Дед Хлипавка умолк, побрел к дверям, бурча что-то под нос: не знал Василь, как жестоко обидел старика своими словами о бане.
До прошлой зимы дед Хлипавка жил у сына, который работал в уездном городе на станции. Жил бы, может, старик там и до сего времени, сын, спасибо ему, не попрекал его лишним куском, невестка тоже не заглядывала ему в рот, так захотелось деду поработать на государственной работе.

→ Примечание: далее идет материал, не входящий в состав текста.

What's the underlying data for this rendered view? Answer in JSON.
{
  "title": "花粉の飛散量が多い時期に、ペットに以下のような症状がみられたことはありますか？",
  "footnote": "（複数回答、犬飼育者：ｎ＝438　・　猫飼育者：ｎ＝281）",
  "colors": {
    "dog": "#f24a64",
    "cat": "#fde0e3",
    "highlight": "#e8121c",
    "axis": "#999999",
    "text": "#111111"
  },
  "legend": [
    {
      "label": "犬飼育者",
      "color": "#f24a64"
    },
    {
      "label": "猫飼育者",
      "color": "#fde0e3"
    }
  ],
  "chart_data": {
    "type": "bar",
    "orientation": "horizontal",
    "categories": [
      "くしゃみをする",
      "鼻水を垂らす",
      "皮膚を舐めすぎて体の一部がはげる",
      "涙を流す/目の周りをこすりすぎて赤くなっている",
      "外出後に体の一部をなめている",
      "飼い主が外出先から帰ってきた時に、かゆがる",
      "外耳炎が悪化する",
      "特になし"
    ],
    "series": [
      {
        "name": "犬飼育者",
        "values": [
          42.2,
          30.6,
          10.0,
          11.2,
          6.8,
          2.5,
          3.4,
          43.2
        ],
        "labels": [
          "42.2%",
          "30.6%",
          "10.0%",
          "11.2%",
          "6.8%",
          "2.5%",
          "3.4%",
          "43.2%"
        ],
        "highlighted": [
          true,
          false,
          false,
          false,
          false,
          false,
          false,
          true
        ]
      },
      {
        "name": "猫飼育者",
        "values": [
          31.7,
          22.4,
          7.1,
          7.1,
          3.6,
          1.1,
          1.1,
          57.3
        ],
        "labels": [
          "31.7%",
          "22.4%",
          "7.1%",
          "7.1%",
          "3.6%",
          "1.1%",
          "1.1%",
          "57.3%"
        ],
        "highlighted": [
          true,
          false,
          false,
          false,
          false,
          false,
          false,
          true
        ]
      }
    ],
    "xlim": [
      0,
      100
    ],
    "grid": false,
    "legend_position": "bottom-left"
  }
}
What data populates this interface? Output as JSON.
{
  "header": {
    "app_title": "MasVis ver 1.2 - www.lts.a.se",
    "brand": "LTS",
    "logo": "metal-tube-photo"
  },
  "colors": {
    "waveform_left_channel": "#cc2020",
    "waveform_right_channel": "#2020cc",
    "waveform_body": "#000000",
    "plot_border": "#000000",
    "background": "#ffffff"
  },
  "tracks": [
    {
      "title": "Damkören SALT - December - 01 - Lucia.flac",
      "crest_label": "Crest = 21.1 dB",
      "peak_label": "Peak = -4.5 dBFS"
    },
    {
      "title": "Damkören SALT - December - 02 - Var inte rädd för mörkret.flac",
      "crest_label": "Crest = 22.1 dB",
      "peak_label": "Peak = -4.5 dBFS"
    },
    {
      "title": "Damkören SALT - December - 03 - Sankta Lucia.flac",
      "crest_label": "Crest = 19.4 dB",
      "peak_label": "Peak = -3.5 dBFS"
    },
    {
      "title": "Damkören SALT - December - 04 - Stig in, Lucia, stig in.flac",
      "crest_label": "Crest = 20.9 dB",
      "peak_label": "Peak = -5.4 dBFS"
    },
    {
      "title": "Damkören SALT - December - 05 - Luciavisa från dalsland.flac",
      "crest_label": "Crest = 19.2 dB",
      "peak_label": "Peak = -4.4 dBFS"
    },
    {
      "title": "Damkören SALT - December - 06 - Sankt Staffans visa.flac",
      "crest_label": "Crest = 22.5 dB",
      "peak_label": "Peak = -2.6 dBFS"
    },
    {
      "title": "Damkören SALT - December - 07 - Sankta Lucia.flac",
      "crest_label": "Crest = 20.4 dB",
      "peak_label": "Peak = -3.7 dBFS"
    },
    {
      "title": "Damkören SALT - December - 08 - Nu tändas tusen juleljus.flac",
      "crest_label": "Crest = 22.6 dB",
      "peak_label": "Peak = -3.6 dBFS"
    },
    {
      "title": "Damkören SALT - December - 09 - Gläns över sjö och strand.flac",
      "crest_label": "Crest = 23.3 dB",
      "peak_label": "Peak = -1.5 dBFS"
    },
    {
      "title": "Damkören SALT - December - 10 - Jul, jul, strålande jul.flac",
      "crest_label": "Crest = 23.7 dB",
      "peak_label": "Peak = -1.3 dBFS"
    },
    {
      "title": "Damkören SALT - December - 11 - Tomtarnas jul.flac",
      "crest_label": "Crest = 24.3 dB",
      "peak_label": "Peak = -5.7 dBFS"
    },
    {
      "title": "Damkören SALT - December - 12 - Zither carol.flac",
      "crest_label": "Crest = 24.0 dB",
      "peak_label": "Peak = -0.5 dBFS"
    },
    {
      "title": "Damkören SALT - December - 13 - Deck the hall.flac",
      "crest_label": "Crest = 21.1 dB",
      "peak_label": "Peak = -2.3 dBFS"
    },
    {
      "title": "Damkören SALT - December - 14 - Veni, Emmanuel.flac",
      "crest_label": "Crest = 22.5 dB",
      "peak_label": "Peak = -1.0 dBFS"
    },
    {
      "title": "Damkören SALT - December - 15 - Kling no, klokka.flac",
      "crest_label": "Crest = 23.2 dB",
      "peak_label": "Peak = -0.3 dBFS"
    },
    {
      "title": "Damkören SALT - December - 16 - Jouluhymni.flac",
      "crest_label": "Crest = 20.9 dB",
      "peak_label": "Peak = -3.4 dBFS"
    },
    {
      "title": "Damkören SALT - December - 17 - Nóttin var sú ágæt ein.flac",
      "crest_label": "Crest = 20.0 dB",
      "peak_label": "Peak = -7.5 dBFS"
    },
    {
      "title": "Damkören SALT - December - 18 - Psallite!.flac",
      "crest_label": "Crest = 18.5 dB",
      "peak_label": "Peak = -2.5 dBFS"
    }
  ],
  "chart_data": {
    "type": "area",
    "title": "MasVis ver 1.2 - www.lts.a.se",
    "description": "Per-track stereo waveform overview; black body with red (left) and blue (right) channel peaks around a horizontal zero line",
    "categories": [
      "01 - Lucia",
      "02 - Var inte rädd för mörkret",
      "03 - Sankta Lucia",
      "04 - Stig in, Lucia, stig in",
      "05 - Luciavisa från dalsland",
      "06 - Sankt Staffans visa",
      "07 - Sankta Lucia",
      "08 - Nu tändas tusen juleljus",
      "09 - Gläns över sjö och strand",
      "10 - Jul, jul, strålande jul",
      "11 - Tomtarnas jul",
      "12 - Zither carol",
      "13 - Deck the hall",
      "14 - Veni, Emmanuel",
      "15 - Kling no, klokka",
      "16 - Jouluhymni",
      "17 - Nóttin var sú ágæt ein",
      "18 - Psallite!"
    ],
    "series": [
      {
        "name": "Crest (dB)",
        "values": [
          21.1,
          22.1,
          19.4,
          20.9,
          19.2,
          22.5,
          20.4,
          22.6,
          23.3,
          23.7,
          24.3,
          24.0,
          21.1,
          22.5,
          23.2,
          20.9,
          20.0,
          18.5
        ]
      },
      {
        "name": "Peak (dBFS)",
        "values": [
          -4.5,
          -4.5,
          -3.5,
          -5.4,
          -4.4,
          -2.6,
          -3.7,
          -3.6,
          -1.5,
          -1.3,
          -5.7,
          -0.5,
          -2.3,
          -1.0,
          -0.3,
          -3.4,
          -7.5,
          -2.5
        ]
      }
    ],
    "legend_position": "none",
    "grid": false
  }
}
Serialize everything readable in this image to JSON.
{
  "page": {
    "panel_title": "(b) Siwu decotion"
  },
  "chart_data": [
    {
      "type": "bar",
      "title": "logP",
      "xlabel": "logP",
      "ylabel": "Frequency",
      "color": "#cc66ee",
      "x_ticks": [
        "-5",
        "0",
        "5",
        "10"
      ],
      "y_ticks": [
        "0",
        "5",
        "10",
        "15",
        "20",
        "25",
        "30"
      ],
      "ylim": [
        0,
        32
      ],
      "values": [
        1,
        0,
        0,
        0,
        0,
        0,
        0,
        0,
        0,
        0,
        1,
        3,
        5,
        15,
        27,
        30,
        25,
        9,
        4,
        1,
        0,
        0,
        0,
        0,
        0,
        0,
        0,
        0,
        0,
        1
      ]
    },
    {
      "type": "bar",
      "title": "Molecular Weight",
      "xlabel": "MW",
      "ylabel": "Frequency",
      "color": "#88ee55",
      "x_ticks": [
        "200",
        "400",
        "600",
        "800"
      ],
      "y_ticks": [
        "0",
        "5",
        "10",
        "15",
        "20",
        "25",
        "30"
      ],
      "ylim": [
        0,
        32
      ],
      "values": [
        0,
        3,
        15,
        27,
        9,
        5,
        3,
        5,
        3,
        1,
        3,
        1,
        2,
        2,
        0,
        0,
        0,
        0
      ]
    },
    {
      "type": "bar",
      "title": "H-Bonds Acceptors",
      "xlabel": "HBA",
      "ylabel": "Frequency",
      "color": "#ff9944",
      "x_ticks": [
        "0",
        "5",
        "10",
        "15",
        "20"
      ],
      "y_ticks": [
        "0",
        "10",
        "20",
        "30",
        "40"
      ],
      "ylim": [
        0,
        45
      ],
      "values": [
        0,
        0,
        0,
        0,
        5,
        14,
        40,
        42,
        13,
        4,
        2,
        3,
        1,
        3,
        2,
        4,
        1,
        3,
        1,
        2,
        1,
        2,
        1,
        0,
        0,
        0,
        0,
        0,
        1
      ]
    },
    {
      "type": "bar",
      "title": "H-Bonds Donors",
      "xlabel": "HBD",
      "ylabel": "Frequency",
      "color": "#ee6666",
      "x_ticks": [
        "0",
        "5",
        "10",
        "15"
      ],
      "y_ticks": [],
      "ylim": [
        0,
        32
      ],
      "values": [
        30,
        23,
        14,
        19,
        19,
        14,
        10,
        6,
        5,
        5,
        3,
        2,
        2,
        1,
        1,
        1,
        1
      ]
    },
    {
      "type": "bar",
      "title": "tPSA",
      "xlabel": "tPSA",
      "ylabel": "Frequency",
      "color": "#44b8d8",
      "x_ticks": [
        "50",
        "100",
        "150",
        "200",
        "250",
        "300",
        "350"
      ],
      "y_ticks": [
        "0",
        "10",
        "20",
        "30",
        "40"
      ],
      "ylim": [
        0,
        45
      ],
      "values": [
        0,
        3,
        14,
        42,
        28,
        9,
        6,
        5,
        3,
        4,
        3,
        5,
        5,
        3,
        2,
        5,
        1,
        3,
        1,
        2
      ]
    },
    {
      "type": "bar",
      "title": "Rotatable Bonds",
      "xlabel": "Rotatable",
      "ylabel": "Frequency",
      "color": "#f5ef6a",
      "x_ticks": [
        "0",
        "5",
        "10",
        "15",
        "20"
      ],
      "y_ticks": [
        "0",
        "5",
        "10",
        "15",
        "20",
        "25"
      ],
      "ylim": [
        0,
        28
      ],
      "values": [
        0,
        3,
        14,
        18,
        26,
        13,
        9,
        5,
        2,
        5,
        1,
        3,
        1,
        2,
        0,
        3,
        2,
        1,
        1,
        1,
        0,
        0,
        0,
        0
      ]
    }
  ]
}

Насел на сына, пристал как с ножом к горлу: «Устрой, такой-сякой, на работу, не хочу даром хлеб переводить!» Сын сперва уговаривал, но отец будто на пень наехал и все-таки добился своего, Грицко устроил старика в только что построенную баню.
Баню открывали торжественно, с митингом, с речами и лозунгами. Самый большой лозунг категорически требовал крепко ударить по вшивости, грязи и тифу. Самый короткий, принесенный учениками с молоденькой учительницей во главе, несмело говорил о том, что вода, мыло и полотенце — наши лучшие помощники в борьбе за чистоту.
После того как Гинзбург выступил с горячей речью, а местный оркестр сыграл «Интернационал», после того как перерезали ленту и Гинзбург, передавая ключи от бани Хлипавке, растроганно сказал: «Глядите же, дедусь, чтобы все было как следует», после того как все разошлись, дед остался тут самым главным начальником.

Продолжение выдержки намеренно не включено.